Thursday 23 October 2014

Long-distance runners lap up miles for the love of it

Young woman running outdoors in a city park

Although many people begin running as a practical path to weight loss or fitness, for many it becomes a love affair as the miles increase.





Tom Holland, running coach and author of "The Marathon Method," tells his clients that running for 3 miles (4.8 kilometers) was horrible for him too, but farther down the road things changed.



"It happens for different people at different times and different distances: that runner's high," he said in an interview.



Holland calls it a cardiovascular turning point where the run becomes exponentially easier.



"There's a point where the run becomes enjoyable," he said. "Whether this happens at 8 (12.8 kilometers) or 10 or 12 miles down the road, it will happen," he said.

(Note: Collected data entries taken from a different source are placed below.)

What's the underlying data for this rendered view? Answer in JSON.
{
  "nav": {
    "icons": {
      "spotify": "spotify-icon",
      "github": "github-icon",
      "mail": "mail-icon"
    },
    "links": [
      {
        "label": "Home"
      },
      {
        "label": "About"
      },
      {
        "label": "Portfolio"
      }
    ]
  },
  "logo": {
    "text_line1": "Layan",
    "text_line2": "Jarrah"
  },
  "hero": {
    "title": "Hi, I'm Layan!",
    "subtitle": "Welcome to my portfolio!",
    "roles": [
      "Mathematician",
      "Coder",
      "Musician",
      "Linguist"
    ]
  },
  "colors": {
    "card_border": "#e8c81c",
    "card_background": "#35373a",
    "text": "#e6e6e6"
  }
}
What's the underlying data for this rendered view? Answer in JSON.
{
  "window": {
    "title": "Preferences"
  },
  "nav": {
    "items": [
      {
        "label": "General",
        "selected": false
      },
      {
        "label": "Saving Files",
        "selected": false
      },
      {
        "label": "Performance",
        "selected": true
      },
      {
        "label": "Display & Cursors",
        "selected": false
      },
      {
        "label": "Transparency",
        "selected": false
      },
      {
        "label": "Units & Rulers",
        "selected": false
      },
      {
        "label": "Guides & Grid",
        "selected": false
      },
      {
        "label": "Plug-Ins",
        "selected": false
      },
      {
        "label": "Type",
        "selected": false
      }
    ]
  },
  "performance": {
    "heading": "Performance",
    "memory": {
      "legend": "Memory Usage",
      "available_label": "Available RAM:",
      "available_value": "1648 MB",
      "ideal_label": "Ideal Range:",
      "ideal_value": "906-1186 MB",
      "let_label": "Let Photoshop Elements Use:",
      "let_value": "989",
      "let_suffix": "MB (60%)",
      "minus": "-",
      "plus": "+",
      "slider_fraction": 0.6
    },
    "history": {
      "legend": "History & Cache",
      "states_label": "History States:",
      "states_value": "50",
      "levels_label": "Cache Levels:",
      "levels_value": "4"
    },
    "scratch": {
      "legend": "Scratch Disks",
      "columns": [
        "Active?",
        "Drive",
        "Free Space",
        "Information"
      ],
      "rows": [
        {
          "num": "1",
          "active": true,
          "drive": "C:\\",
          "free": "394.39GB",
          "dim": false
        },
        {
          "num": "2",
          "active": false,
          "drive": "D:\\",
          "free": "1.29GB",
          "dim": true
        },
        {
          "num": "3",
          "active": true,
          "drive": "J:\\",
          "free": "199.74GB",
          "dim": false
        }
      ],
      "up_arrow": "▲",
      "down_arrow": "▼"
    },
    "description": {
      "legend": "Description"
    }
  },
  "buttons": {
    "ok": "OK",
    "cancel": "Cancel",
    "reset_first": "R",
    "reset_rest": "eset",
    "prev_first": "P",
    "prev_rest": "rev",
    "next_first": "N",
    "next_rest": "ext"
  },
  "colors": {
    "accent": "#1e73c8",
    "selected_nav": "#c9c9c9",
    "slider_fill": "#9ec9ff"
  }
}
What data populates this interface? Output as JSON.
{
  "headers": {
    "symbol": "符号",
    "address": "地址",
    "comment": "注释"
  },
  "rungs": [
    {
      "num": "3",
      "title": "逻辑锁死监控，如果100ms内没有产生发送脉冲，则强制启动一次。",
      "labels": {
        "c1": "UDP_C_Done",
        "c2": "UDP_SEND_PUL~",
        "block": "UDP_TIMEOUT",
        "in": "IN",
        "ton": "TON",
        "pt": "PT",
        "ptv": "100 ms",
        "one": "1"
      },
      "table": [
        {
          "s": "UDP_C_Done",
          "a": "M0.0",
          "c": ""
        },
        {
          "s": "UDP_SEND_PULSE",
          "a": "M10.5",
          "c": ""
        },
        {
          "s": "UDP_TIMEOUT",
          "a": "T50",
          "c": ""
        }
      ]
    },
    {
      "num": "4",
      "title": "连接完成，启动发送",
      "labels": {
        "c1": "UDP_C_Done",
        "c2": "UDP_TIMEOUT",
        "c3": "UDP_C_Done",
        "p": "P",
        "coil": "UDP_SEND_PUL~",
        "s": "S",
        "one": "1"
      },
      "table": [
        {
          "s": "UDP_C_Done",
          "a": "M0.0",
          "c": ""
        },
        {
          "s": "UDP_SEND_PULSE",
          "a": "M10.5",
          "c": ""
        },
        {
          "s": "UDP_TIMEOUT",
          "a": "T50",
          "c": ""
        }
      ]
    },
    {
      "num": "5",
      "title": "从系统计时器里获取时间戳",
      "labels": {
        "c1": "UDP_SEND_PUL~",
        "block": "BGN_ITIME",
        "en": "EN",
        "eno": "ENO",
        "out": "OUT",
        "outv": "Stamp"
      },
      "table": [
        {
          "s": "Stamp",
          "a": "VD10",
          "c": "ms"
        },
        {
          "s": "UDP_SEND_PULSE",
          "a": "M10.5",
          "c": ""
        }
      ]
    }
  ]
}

A veteran of 60 marathons, Holland was set to run his ninth New York City Marathon earlier this month, until the 26.2-mile (42.2-kilometer) race was canceled in the wake of Superstorm Sandy.



"Over 100,000 people apply to the New York City Marathon each year," he said. "There must be something there that people want."



Gregory Chertok, a sports psychologist with the American College of Sports Medicine, said many people are drawn to running because it's an uncomplicated activity.



"Put one foot in front of the other and when you work hard, you improve," Chertok said. "Not everything in life is so simple. You could spend 10 years in a ballet studio and not become a ballerina."



Few runners enter a marathon to win it, he said.



"It's so rare in sporting culture for those who aren't physically or aerobically gifted to feel included in something that's competitive but not exclusive."



While it's tough to categorize athletes, Chertok said, long-distance running seems to be appreciated by those who enjoy solitude - or periods of solitude - and are OK with monotony.



Chertok differentiates external from internal motivation and said studies show that people who set goals based on intrinsic motivation are more successful.



"People run with the initial goal of losing weight or getting fit, which are external goals, but during training they realize they love running, so they end up running for internal reasons," he said.



Most sports medicine practitioners would agree that people are born to be mobile, he said, but not necessarily to run long distances.



"Physicians will deter people from running marathon distances, but it's such a powerful allure that it becomes greater than risk of hamstring injury," he said.



Richard Finn, spokesman for New York Road Runners, organizers of the New York City Marathon, agrees that long distances do not suit everyone.